We also went out to the WWII bunkers on the north side of the Golden Gate Bridge – loads of interesting fun that seems to be the best kept secret. My son thought this was one of his greatest days ever. We then walked around the city (primarily Fisherman’s Wharf and Market district). We also took time to visit a couple of bookstores.
We had a great time and have many memories that will last us until we go again next year. We talked all the way home (a six hour drive – stopping for Chinese food for dinner again tonight). It is a source of both joy and amazement that my son still (not only tolerates, but) likes to hang out with me.
My son and I take a trip each summer to San Francisco to watch our beloved Giants get beat (generally by the Dodgers), this time by the Brewers. In the past, he and I have been able to visit Alcatraz, the Ripley’s Believe It Or Not Museum (really odd), Fisherman’s Wharf, Pier 39, the Cable Cars, Giradelli Square, Lombard Street, the Golden Gate Bridge, and other sites. This time we are focused on finding a particular restaurant we have heard about, The House of Nanking.

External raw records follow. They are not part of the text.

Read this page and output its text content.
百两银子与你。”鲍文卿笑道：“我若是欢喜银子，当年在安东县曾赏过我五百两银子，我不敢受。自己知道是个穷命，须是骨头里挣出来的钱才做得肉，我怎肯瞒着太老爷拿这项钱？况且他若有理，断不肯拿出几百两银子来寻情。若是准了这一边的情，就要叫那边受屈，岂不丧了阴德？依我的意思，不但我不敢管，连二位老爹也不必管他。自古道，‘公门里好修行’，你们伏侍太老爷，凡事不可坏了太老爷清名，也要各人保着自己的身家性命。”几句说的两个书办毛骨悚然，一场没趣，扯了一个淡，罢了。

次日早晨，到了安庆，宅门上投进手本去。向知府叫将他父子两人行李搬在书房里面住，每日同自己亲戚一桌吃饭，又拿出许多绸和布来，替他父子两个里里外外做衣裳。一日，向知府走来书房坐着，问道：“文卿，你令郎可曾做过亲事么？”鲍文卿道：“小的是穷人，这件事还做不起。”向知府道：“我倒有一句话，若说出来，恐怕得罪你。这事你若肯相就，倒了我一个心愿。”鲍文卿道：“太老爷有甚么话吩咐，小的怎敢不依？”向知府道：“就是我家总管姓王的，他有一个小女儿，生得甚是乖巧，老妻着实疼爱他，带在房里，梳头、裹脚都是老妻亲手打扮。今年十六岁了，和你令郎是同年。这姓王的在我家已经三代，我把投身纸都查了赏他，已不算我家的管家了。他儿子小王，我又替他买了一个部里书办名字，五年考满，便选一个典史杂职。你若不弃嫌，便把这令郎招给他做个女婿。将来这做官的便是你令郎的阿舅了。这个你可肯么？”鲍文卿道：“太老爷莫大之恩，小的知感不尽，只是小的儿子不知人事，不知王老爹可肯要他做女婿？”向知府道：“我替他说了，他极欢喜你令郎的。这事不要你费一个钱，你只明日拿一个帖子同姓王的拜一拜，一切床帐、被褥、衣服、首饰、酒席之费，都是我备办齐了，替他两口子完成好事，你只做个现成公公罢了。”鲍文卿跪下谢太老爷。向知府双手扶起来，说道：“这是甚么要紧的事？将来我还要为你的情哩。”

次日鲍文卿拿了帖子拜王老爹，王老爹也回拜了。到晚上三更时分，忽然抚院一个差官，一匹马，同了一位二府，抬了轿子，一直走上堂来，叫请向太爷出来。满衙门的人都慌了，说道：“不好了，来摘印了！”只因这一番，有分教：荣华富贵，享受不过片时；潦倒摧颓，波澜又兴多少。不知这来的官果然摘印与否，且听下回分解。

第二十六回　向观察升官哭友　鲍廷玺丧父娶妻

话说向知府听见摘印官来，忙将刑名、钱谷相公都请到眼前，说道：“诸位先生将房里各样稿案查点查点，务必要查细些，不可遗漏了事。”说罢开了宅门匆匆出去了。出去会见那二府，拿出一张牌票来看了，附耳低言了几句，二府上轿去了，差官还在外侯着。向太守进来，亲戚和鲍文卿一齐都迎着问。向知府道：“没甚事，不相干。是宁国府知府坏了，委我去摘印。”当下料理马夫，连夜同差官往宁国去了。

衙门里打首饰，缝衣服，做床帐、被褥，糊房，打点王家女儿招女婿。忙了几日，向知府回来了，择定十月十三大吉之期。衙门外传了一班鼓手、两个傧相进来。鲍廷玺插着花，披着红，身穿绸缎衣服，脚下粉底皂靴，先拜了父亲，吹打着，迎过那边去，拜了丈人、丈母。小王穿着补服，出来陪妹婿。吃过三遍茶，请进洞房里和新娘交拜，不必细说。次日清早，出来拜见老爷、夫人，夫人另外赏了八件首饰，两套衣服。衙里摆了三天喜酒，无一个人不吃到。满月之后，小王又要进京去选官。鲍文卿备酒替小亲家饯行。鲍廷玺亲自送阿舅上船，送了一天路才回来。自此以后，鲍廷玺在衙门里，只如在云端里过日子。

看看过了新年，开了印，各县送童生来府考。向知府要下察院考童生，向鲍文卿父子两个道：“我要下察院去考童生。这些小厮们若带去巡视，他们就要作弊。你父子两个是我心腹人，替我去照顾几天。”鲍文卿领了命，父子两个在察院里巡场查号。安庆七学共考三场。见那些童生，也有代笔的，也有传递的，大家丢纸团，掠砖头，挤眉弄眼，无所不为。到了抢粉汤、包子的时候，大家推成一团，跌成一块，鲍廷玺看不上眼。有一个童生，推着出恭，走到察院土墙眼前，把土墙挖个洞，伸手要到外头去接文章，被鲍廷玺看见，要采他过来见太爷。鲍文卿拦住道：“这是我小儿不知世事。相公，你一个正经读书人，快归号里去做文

My son is 12, still talks to me, believes I’m funny (my 10 year old daughter has already lost interest in the things I find funny), and actually wants to hang out with me. I’m seeing him continue to take to the things I like (for example – Chinese food and reading – two of the greatest pleasures one could possibly pursue). I’m sobered by the fact that I hear him saying and doing things that I say and do. It is a constant reminder that I still have the ability to influence his behaviors and relationships – what a wonderfully frightening realization and responsibility.
Anyway, a weekend in San Francisco watching my favorite sport and team and enjoying the company of my son. It really doesn’t get much better than this. See you Monday!
One of my goals, if I became a father, was to be a good father. We waited fourteen years to have kids (my wife says we had to wait for me to grow up – but had to quit waiting or we would never have had kids).
I didn’t really define what a good father was, except that I knew I had to somehow influence my kids to be readers. At any rate, my wife and I committed to reading with our kids from the womb until they turned (about) 10. Although we mixed it up a bit, for the most part I read with our son and she read with our daughter.
My son and I read every night. There were times (when he was around 3-4) that he would say, “Dad, can we not read tonight?” And my answer was always, “This is what we do.” Well, I started my doctorate when he was about six and would work all day Friday as a principal, then drive about an hour and a half to grad school and attend classes. I would get home on Friday nights at about 11:30pm and he would be waiting on the stairs with a book. One Friday night I came home really tired and looked at my son and said, “Dude, I’m really tired. Let’s not read tonight.” His response? You guessed it – “But dad, this is what we do.”
Here are some of our favorite books we read together during that time:
The Hardy Boys series (the whole set in one year), The Chronicles of Narnia series, The Space Trilogy, the Lemony Snicket series, the Great Illustrated Books series, the Accidental Detectives series, and several individual books like Maniac McGee and Tuck Everlasting (these are the books and series that my son says hold special memories for him).
He decided he was ready to read on his own not too long after he turned 10 and started with the Star Wars series, then moved on to the Redwall series. I miss reading together, but am thrilled that he has become such a voracious reader. He has even written a couple of his own books – while he was 11.
I know there is more to being a good father than reading together, but I also hope this was at least a start.